When providers and insurers can’t agree, guess who gets stuck in the middle? The patient. When I’m the one caught in the crossfire between the insurance company and the provider, I often feel overwhelmed, confused and a bit intimidated. If a healthcare professional like me feels this way, how does the 80-year-old veteran on a fixed income feel? You can be assured that they too feel confused and perhaps helpless.
Yesterday, I got my first bill from a physicians group from whom I received care 11 months ago. My appointment had been in December of 2007. I’d needed this specialty consult at the recommendation of my primary care physician. To save time and gas, I scheduled the appointment with the consulting physician through my local community hospital rather than the academic medical center. My company participates in a high deductable health insurance plan and provides an HSA (which I personally like because it makes us all more aware of the costs and our personal investment in healthcare services). Because it was December, my deductable for the year had been met and I should have had no out-of-pocket responsibility for these services. That is, if the provider processes the bill on time.

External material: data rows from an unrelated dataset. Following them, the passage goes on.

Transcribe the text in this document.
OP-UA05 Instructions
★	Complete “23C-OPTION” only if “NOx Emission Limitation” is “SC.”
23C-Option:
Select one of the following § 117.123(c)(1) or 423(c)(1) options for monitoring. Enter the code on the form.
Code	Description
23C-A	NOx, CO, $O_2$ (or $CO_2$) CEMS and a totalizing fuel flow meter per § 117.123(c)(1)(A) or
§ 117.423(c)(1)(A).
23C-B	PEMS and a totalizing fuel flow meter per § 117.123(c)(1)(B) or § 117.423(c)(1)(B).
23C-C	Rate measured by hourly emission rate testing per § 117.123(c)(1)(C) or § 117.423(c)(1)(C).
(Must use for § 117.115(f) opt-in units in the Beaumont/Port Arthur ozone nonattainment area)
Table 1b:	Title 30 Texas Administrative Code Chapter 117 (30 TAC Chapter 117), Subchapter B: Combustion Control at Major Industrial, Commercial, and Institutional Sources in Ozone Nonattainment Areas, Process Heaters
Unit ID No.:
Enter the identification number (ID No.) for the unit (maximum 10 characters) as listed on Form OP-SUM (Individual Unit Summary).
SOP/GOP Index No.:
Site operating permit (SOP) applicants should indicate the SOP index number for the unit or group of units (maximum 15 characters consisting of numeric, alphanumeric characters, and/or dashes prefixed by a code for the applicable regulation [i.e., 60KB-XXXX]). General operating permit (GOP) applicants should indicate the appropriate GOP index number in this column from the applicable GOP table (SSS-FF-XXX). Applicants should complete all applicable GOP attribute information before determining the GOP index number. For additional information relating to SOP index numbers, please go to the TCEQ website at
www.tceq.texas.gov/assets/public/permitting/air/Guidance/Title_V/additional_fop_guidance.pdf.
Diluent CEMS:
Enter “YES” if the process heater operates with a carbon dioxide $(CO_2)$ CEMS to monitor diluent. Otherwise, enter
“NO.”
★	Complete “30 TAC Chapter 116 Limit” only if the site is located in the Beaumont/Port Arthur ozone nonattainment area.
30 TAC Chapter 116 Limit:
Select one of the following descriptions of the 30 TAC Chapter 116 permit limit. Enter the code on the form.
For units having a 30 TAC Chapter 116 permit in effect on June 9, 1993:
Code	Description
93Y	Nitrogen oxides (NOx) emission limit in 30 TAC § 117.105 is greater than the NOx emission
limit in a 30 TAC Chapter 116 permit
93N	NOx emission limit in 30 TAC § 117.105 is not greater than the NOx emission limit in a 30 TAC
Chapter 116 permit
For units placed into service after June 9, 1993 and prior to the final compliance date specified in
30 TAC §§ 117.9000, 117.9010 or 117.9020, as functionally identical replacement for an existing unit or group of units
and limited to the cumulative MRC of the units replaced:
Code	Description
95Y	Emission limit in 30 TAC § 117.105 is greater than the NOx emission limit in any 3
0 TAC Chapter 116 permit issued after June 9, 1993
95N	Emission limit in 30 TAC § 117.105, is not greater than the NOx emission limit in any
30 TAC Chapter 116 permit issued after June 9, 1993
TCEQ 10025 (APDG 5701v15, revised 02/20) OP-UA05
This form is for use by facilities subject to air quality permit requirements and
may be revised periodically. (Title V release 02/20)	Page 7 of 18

So, I had my appointment in December of 2007. The appointment went well. The service was great and the provider was not only thorough but friendly and prompt. I scored them with high satisfaction all around. That appointment was long forgotten when, on June 20, 2008, I received a note from my insurance company telling me that the claim was being rejected because it had been submitted to them too late. Six months after an appointment is apparently too late for the insurance company to process a claim, but imagine what the provider’s accounts receivable looks like if this is their standard practice. I have a feeling that they are far above the industry benchmark.
After seeing the claim rejection notice from the insurance company I assumed the matter was closed. No such luck. On November 7th 2008, I received my first bill from the provider telling me that the total is due by the 16th. They can take 11 months to send the bill, but I get one week to pay. Go figure.

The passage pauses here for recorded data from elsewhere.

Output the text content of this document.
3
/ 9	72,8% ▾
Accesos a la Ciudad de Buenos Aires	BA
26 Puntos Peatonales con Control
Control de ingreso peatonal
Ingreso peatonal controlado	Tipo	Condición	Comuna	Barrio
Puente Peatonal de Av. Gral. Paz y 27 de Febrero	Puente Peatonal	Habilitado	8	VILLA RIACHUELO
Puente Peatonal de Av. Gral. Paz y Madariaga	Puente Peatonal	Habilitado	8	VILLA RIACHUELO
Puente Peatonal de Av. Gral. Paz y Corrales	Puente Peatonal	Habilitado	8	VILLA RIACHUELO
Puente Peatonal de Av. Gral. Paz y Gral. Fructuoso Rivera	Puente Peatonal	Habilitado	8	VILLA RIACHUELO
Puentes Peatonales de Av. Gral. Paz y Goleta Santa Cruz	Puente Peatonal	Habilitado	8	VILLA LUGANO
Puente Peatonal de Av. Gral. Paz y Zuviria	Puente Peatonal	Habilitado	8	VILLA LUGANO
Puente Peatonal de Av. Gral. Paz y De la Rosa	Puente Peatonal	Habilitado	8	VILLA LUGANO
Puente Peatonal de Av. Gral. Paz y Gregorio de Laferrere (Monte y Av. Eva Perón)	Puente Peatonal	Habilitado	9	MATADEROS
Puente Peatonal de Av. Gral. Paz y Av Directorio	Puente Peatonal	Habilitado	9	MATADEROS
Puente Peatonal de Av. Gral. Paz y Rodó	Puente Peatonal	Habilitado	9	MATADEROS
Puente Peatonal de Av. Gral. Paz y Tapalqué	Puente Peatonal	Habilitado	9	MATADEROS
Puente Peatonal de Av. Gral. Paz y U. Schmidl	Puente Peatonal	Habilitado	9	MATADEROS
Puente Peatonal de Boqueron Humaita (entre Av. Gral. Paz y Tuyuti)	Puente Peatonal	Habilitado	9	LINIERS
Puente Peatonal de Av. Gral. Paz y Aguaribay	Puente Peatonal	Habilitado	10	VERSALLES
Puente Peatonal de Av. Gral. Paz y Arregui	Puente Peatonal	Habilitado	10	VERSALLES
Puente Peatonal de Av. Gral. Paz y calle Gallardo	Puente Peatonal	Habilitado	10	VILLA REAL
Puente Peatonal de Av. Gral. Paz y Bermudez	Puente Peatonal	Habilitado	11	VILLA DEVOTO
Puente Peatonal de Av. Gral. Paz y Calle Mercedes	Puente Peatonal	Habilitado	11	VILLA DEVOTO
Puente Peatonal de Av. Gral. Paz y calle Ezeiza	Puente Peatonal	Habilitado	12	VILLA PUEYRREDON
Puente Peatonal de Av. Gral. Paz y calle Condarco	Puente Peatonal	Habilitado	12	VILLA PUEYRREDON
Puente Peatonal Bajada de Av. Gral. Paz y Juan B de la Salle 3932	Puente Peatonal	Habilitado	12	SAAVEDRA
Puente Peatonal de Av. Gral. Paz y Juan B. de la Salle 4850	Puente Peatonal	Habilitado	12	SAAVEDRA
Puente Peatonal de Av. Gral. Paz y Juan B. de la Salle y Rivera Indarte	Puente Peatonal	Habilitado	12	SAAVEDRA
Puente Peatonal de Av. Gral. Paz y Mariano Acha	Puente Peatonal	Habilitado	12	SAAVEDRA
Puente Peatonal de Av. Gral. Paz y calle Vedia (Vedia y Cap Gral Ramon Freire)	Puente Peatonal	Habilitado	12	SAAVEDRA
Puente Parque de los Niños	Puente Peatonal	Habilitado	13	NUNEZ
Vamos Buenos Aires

Trying to resolve my issue, I turned to the contact information on the bill only to find that the office hours are Monday through Friday 8:00 – 5:00. I also found their financial policy reminding me that anything not covered by insurance is due within 15 days of receiving the statement.

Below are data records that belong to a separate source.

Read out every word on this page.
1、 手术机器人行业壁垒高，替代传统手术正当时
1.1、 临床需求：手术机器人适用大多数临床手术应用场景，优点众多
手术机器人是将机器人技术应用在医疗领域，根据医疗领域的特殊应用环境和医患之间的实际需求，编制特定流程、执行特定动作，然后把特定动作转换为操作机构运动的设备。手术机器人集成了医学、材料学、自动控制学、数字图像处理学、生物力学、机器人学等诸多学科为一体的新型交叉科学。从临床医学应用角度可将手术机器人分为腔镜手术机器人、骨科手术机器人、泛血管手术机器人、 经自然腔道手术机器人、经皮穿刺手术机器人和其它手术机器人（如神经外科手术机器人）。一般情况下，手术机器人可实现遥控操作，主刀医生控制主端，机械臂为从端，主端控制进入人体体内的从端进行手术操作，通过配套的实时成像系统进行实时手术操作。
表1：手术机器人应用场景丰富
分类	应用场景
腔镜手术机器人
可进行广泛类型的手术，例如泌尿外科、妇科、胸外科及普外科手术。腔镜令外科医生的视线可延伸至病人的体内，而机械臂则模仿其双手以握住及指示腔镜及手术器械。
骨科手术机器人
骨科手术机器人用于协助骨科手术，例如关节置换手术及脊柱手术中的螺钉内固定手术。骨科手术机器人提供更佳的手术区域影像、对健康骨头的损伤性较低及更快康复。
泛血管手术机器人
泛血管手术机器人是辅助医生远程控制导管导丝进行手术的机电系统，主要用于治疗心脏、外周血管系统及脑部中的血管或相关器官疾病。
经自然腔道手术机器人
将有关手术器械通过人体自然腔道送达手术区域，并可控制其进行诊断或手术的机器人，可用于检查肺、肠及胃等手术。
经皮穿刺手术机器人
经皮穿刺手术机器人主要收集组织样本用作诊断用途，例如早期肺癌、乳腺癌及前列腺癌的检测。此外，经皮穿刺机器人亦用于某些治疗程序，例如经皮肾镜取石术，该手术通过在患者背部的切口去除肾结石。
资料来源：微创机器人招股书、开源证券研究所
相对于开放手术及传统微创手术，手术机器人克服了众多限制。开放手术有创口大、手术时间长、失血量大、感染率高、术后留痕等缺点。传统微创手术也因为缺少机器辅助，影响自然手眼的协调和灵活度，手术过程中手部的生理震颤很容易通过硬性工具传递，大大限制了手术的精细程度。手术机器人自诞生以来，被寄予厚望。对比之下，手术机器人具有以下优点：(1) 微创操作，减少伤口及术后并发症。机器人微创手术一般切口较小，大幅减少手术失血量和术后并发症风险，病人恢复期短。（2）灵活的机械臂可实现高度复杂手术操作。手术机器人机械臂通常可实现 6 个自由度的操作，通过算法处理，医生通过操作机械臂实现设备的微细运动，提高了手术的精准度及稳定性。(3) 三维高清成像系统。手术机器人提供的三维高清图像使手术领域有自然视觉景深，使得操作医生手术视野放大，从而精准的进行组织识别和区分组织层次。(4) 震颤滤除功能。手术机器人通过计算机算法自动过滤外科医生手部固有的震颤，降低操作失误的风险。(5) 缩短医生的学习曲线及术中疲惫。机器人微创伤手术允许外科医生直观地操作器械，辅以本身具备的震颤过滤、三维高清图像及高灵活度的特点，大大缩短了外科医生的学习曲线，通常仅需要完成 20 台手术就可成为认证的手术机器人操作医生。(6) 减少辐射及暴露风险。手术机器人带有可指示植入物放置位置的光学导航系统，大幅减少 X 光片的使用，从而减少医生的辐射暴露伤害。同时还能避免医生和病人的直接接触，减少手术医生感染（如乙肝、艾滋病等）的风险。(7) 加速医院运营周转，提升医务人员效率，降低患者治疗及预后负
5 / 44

When a patient arrives for care, it is standard practice for him to sign an agreement stating that he understands that even though he has insurance, he is ultimately responsible for the bill. The trusting, insured patient is probably thinking, “No problem, this should be covered.” In my case, knowing that my deductible was met (all $2000 out of my own pocket through my HSA), and knowing that I had a provider that was covered under my preferred provider list, there should have been no issue. But now, through no fault of my own, there is a problem. It never occurred to me that I should have the provider’s medical practice sign an agreement with me stating that I will be responsible for the bill if they will be responsible for timely and thorough claims processing. Now that I think of it, maybe this should be the next trend in consumer-driven healthcare: Have the medical practice sign an agreement that they with be timely with their paperwork in order to avoid unnecessary claim rejection.
Who’s to blame here? We have a patient who pays insurance premiums monthly and puts money into an HSA to cover high deductable and is careful to select providers covered by insurance. We have an insurance company who has an agreement to cover the patient and to accept the provider on the panel. We have a provider who delivered appropriate service but was late in submitting the claim.